Elise mengulurkan tangan. Mata Ibu Kayle seolah berisi peralatan memindai, dia menelusuri tubuh Elise dari kaki sampai rambut sebelum akhirnya balas menjabat. “Sofia. Jangan kecentilan ya, sama anak dan suami saya.”

Elise segera menggeleng dan tertawa kecil. “Nggak kok, Bu. Lagi pula, suami Anda sudah mengatakan saya bukan tipenya.” Sengatan rasa sakit merambat di bahu kanan.

“Jangan jujur banget jadi orang!” bisik Kayle.

“White lie is not work for me!” balas Elise, melotot ke arah teman kelas SMA-nya itu.

“Jadi kapan kita bisa mulai, Celis?” tanya Andre.

“Elis, Pak,” ralat Elise.

“Celis lebih cocok!”

“Pak, tolong itu nama panggilan saya!” Elise menggigit bibir melihat wajah Ibu Kayle memerah. Ini tidak akan berjalan lancar.


“Becanda. Emang ya anak muda jaman sekarang. Kita bisa mulai sekarang.”

“Saya ambil peralatan menulis dulu, Pak, sama sarapan.”


“Ok!”
“Kayle juga mau pamit, Mah Pah. Titip Elise ya.” Kayle menyalami orang tuanya. Elise berputar, perutnya keroncongan.

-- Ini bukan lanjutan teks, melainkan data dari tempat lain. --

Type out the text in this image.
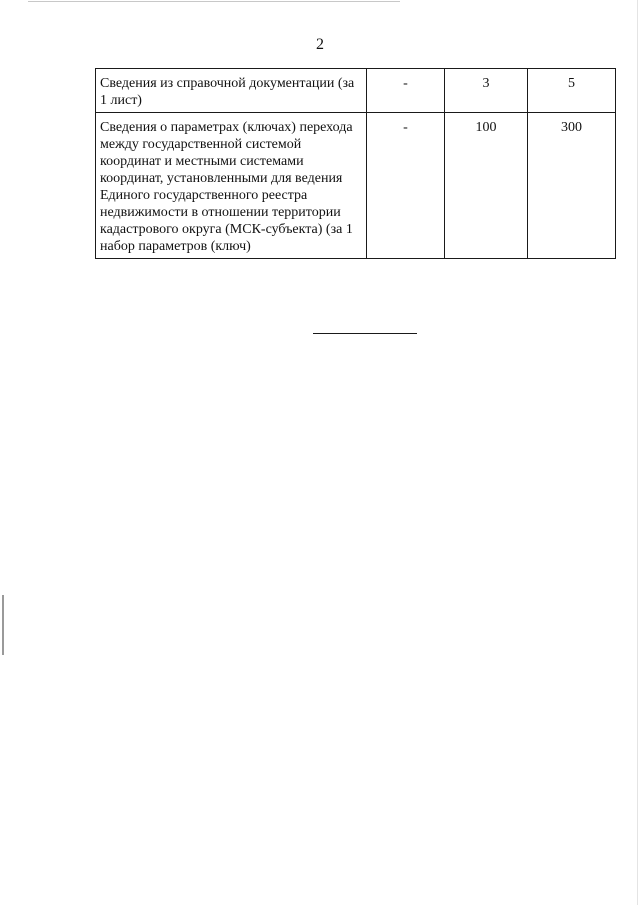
2
Сведения из справочной документации (за 1 лист)	-	3	5
Сведения о параметрах (ключах) перехода между государственной системой координат и местными системами координат, установленными для ведения Единого государственного реестра недвижимости в отношении территории кадастрового округа (МСК-субъекта) (за 1 набор параметров (ключ)	-	100	300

Tangan Kayle melingkar di bahu Elise. “Aku pamit ya, sekarang benaran pergi loh. Jangan cariin!”

“Kapan balik ke sini?”

“Kenapa? Kangen?” Tawa riang Kayle pecah.

“Nggak, cuman nitip beliin cokelat.”
“Honestly, aku nggak bakalan balik lagi ke sini. El, minta tolong ya, jangan sampai Ayah dan Ibu aku berdebat panjang lagi.”

“Jangan ngarep sama aku dah kalau itu, orang tua. Aku iki anak baru lahir kemarin.”

“Udah segede gini!”

“Itu ungkapan bukan apa sih?” Elise mengentakkan kaki.

“Udah ngabarin keluarga kamu belum?” tanya Kayle.

Elise sontak berhenti dan berbalik. “Lupa! Dari semalam nggak ngecek sama sekali.”

“Kebiasaan. Dah ya, aku pamit, nanti aku singgah ke rumah kamu.”

“Kayle, cukup bilang aku baik-baik aja. Nggak usah bilang aku di mana.”

Kayle ragu. Elise menatap penuh harapan.

“Ok!”

Elise menarik napas lega. Pernikahan Deo berlangsung tiga minggu lagi, baiknya memang dia tidak usah ada di sana.